I also work on instinct, random ideas and images come into my head, and I let me them sit there until other things come to join them and a poem emerges. Dreams often become poems. I’m also very influenced by nature and our relationship to the natural world and of course our relationship to each other as humans. That is a source of constant fascination. I was taken aback a little when I heard Damian Smith once describe my poetic voice as having a ‘true loneliness’, but when I thought about it, this human loneliness is at the heart of much of what I write.

Do you maintain a theme or a thread through your collections?

Some books would be consciously thematic, like the two mentioned above.

I think all of my books are like little personal mental time capsules. Each contains the imagery and the subject matter which I was obsessing about at the time, or thinking about, and these appear throughout the poems. Mostly it is when I finish a collection that the theme reveals itself to me.
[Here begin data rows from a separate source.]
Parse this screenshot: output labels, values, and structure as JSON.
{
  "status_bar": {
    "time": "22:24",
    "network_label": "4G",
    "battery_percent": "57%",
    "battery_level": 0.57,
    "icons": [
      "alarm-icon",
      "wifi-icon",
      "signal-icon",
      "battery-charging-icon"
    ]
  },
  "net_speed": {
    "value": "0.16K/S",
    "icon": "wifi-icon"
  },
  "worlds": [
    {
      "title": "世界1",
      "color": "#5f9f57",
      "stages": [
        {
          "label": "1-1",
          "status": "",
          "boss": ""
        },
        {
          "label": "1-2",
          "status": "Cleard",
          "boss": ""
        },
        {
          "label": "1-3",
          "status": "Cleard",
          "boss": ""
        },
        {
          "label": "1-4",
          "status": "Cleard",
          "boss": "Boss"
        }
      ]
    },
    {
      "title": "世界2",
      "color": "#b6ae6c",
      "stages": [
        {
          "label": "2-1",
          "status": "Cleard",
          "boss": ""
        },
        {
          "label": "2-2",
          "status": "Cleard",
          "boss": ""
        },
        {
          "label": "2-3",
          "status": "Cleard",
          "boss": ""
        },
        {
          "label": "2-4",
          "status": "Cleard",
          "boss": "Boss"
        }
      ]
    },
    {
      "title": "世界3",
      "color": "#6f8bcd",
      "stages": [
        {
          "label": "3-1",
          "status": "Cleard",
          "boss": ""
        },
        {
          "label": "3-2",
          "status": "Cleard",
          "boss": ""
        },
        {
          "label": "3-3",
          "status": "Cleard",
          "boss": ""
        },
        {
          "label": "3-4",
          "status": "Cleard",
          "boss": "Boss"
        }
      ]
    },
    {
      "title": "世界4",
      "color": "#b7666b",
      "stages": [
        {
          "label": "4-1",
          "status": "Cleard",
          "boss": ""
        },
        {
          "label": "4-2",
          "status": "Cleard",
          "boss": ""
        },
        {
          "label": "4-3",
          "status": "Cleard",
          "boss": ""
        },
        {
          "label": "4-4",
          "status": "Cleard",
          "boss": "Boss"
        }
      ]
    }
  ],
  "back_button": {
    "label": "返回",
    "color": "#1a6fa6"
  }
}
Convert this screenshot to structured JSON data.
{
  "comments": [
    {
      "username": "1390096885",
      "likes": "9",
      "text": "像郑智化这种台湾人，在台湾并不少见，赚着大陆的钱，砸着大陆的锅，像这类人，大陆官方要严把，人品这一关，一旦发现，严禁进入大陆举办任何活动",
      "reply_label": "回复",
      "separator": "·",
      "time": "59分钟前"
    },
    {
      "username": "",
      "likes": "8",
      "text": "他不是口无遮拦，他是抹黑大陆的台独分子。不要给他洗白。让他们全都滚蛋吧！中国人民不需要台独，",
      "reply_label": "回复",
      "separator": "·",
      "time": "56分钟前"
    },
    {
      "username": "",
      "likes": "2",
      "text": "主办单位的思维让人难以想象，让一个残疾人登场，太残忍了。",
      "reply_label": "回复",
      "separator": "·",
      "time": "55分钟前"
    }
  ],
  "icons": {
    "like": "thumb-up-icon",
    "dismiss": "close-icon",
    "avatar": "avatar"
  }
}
The theme runs through, regardless of the subject matter of the poem and regardless of whether I knew it was there during the writing of the collection.

What about technique?

For me the best poetry combines technique with emotion, and I think that requires a lot of effort. The poem should feel effortless when it reaches the reader. It should feel seamless, almost as if it took no effort at all. I really don’t want to see the technique. I think it is good to know the rules in order to break them, but most importantly, you need to work on the words, the sounds of the words, and the rhythm of the words. You need to look at the music of the poem, and while I think imagination is important, the real pleasure, for me, comes when you have the first draft of the poem and then you set about making it the best poem it can be.

It is the artistry, the craft that you concentrate on?

Yes, I would say that. It is that drafting process, working on the words; changing one word here, replacing it, putting the word back again, seeing if it works; you need almost to have an obsessive nature for the art of the poem. Thinking about where a line should end, where a new stanza should begin, the shape and flow of the poem. How the poem should end. How it sings.

I remember Leonard Cohen saying that his first thought was the dullest, and I keep that in mind when I’m working on a poem.

Craft matters?

I think there has to be attention to craft. It’s only fair to give your writing every chance to be as good as you can make it.

How do you feel about the other side of the writing, the promotional side?

It is hard, difficult, building an audience, contacting festivals, sending off material to here and there, it does need to be done, even if it doesn’t sit easily with you, having to promote yourself. I find it strange and it is extremely time consuming.

There aren’t any poetry promoters and there certainly isn’t much money in it, but I do want my work to be read, every writer does, so you need to try to get your books and your name out there.

Reviews matter as well, I have just bought a couple of books on the strength of reviews, so of course you have to fight to get reviewed. Hopefully the award will help a little with that side of things.